2007 Treasury Department study compared data for 1,731 family abduction cases with tax return data. In 520 instances, nearly one-third of the cases considered, the study’s authors were able to match Social Security numbers of missing children with Social Security numbers on tax returns. In about half of those cases, the returns also provided new addresses for the children. The abductors disclosed the children’s whereabouts in order to take advantage of tax exemptions and credits.

Those 520 tax returns were never used to help locate the missing children. A federal judge in Virginia refused to authorize the IRS to release the information to investigators.

Hamstrung by the law, the IRS has been able to aid the families of missing children only through its “Picture Them Home” program, which places photos of missing children on printed returns (which are being phased out as electronic filing becomes more common). That program has helped locate only about 80 children since 2001. Those 80 happy endings are just a small fraction of what the IRS could accomplish if it had more freedom.

Fewer people would claim tax exemptions for abducted children if they knew that information could be passed on to investigators, but some would inevitably continue to hand over information to the IRS. Harold Copus, a retired FBI agent, told The New York Times that even under current laws it “doesn’t make a whole lot of sense” that abductors report missing children on their tax returns. “But,” he said, “If they were thinking clearly, they wouldn’t have abducted their child in the first place.”

Dennis DeConcini, a former Democratic senator from Arizona, tried to get the pertinent law changed in 2004, but the idea did not get off the ground.
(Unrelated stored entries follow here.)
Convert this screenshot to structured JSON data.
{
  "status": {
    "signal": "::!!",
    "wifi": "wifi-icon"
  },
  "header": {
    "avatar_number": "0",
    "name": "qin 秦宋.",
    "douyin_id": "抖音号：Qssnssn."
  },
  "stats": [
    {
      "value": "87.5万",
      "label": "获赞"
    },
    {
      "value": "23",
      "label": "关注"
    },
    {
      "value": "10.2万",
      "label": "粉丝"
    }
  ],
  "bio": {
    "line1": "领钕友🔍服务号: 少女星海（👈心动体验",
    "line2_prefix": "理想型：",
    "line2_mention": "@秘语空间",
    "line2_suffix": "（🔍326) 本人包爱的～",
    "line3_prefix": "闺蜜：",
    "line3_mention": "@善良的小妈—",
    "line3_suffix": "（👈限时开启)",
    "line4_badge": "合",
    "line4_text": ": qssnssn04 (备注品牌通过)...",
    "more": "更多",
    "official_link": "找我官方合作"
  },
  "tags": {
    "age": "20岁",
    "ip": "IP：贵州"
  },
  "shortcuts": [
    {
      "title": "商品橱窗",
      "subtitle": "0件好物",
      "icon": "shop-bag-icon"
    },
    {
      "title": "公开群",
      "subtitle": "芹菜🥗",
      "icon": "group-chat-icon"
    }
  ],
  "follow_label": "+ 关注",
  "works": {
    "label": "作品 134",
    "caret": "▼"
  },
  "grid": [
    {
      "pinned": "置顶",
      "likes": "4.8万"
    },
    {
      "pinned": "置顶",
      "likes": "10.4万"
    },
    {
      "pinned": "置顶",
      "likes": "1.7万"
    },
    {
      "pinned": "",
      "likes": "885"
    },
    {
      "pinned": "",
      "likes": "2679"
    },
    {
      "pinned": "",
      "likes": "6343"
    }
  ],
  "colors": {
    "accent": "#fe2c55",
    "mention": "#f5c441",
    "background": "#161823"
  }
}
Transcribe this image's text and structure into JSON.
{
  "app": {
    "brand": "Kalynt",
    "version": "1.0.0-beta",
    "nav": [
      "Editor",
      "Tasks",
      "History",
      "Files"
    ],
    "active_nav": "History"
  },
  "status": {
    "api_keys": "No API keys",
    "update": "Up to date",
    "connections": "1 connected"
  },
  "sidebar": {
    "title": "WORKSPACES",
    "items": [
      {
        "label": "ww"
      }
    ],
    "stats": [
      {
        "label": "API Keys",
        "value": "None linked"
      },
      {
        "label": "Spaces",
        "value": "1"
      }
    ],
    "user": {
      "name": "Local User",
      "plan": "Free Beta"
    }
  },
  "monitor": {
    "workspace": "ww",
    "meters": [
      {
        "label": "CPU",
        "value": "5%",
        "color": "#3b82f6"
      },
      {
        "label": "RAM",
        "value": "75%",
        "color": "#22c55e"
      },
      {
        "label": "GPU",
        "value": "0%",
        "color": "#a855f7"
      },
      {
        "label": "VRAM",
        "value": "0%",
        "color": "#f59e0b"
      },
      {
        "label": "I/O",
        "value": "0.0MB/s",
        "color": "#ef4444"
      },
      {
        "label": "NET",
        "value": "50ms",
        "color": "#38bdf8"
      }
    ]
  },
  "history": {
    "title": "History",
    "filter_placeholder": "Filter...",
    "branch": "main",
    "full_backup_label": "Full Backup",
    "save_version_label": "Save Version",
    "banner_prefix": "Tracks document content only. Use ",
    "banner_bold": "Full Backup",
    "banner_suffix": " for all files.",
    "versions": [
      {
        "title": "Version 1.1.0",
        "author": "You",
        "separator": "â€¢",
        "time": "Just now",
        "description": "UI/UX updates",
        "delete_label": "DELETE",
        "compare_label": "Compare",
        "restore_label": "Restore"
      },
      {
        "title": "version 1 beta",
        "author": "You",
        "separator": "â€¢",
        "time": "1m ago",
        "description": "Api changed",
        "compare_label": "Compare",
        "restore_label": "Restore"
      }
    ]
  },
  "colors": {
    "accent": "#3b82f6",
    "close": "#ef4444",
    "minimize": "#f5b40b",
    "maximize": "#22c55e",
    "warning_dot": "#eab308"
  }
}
According to DeConcini, other lawmakers worried that allowing the IRS to release data to investigators would create a slippery slope and eventually destroy taxpayer privacy.

There are worthy policy goals behind the taxpayer privacy laws. We all have a legal and civic obligation to pay our fair share of running the government. People are presumed innocent until proven guilty, and have a right not to give testimony against themselves. If we strip taxpayers of privacy protections, it is not clear how judges will react when people start filing returns that contain nothing more than a name, a Social Security number and a statement that the taxpayer is invoking his Fifth Amendment privilege against self-incrimination. These claims, which are the sort of thing fringe-group tax protesters file nowadays, might no longer be automatically thrown out of court. Besides criminal matters, taxpaying citizens ought not to be forced to disclose financial data to the government if the government might, in turn, pass that data to creditors, employees, business partners, angry spouses or jealous relatives.

But these arguments pale next to the agony and costs of child abductions. An abducted child is torn from the parent or guardian who should be part of their lives, often the person that courts have specifically declared to be the best protector of that child. Parents lose the once-in-a-lifetime opportunity to see a child grow up. Parents who have experienced such abductions often say the worst element is simply not knowing that their children are safe, healthy and happy.

A new Congress will be seated shortly after New Year’s Day. When they get to work, those 535 men and women should ask themselves one question: If you had a child or grandchild whose whereabouts were unknown to you, but known to the U.S. government, would you expect the government to do what it could to reunite you?

When that question is answered, the law will be changed immediately. And thousands of American lives will also be changed for the better.